Georges rumine. Derrière lui, les voitures glissent silencieusement sur l’avenue. Il jette un regard furtif. Pourvu qu’aucune connaissance ne le surprenne ici, à cette borne ! Ce serait la honte ! Il imagine déjà les cancans dans la famille ou le voisinage. Il ne supporterait pas qu’ils le regardent autrement, qu’ils changent d’attitude, qu’ils l’évitent avec mépris ou au contraire qu’ils deviennent trop prévenants, trop condescendants. Il relève son col pour que son visage soit un peu moins visible. « OK, mon vieux, ressaisis-toi. Mets de l’ordre dans tes idées. Fais vite, on ne va tout de même pas y passer la nuit ! La raison principale pour laquelle tu es là, c’est ? … C’est ? … C’est qu’il n’y a plus un balle ! Voilà la raison ! Bon, je clique sur “Je n’ai pas de revenu”. On verra bien. »
Vous n’avez pas de revenu ? Nous y remédions.
Vous allez être automatiquement redirigé vers la plate-forme du Centre
Numérique d’Action Sociale.
Merci de nous avoir confié vos difficultés.
Introduisez à nouveau votre code PIN.
Georges s’exécute et l’écran affiche une nouvelle page d’accueil.
Bonjour Monsieur Delville,
Le Centre Numérique d’Action Sociale vous accueille avec compréhension et humanité.
Soyez assuré que nous mettons tout en œuvre pour restaurer votre dignité dans les plus brefs délais.
Dans une première étape, nous vous invitons à lire attentivement les conditions d’utilisation.
1. Nous vous informons que l’ensemble de vos informations personnelles, ainsi que celles des membres de votre famille seront automatiquement croisées et analysées par le logiciel de traitement des métadonnées de la Banque Carrefour de la Sécurité Sociale (BCSS). Ces informations d’état civil, bancaires, fiscales, judiciaires, médicales et autres nous permettront de dresser votre profil numérique.
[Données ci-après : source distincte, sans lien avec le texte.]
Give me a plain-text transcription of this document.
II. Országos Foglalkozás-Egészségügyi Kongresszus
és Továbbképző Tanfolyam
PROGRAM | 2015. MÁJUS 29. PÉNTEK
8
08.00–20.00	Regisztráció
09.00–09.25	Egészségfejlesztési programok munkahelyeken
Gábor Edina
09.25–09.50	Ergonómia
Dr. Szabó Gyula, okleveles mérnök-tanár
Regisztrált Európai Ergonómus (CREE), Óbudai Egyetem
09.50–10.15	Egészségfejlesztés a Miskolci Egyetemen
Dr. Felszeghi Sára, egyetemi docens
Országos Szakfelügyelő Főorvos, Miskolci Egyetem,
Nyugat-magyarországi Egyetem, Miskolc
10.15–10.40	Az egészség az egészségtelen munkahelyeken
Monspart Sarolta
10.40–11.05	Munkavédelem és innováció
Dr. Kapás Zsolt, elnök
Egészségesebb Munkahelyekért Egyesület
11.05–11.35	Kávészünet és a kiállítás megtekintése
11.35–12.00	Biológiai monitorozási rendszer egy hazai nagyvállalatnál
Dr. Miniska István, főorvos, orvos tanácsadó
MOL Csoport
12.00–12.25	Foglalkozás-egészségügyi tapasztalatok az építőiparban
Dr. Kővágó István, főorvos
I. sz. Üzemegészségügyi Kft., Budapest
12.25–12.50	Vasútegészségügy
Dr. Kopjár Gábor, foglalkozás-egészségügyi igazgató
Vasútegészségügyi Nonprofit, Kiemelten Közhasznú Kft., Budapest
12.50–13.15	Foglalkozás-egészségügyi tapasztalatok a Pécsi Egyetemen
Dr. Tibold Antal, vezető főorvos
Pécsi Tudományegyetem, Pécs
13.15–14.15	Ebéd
En fonction de votre domicile, de votre situation de ménage, de vos revenus et/ou patrimoines, de l’existence ou non d’ascendants, de descendants ou de tout autre débiteur alimentaire dont les revenus justifieraient le recours à la solidarité familiale, de votre état de santé, de votre citoyenneté et de votre degré d’intégration, nous serons en mesure 1) de déterminer si vous avez droit à une allocation sociale, 2) de préciser sous quel statut ainsi que 3) de fixer le montant de cette allocation.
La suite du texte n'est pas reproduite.